2 servings, 15 minutes
you will need:
- 1 can chickpeas, rinsed & drained
- 1 cup white rice
- 1 cup steamed broccoli
- 2 tbsp sesame seeds
- One whole seed pad ingarden broccoli microgreens
for the sauce:
- 2 large garlic cloves
- 2 tbsp olive oil
- 1/4 cup soy sauce
- 2 tbsp honey or maple syrup
- 2 tbsp white vinegar
- 1 tsp fresh grated ginger
- 2 tbsp vegetable broth
- 1 tbsp corn starch
preparation:
step one: wash and rinse the canned chickpeas. let sit in the strainer until dry.
step two: in a small mixing bowl, add the corn starch and vegetable broth. mix until well combined.

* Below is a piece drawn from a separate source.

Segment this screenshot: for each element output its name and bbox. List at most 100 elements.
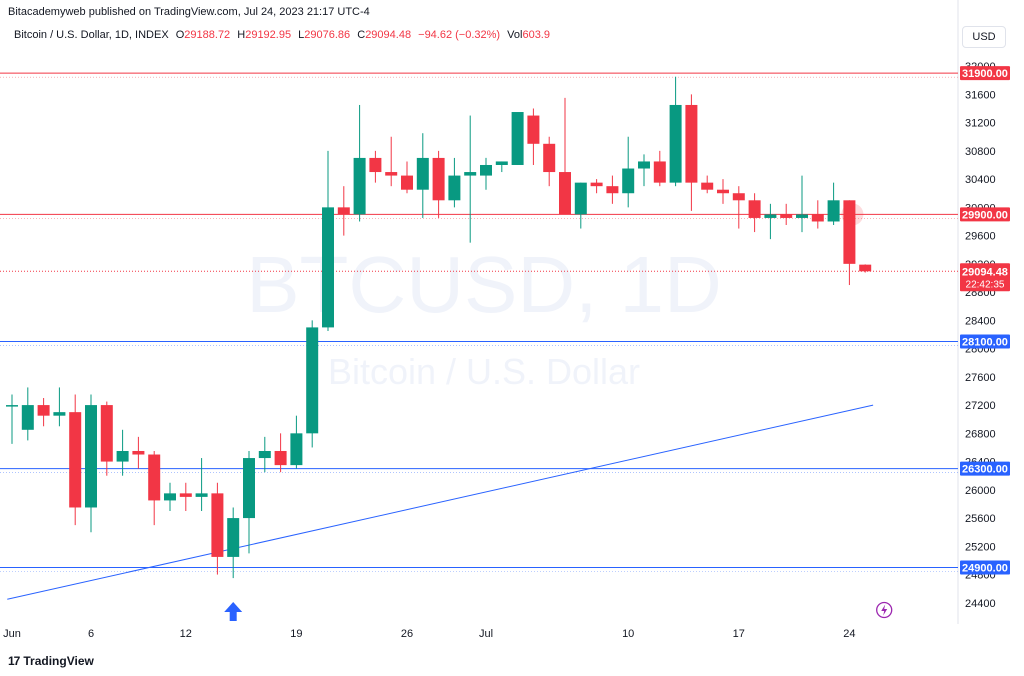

step three: in a large mixing bowl, add the soy sauce, honey, vinegar, and ginger. mix well.
step four: in a pan on medium heat, add 1 tbsp of vegetable oil and let the minced garlic cloves simmer. after a few minutes, add the corn starch and vegetable broth mix. then add the other mixture and combine well.
step five: when bubble starts to form, add the chickpeas and coat well. let simmer for 10 minutes on low heat. add sesame seeds.
step six: serve with steamed rice, broccoli, and your favorite microgreens!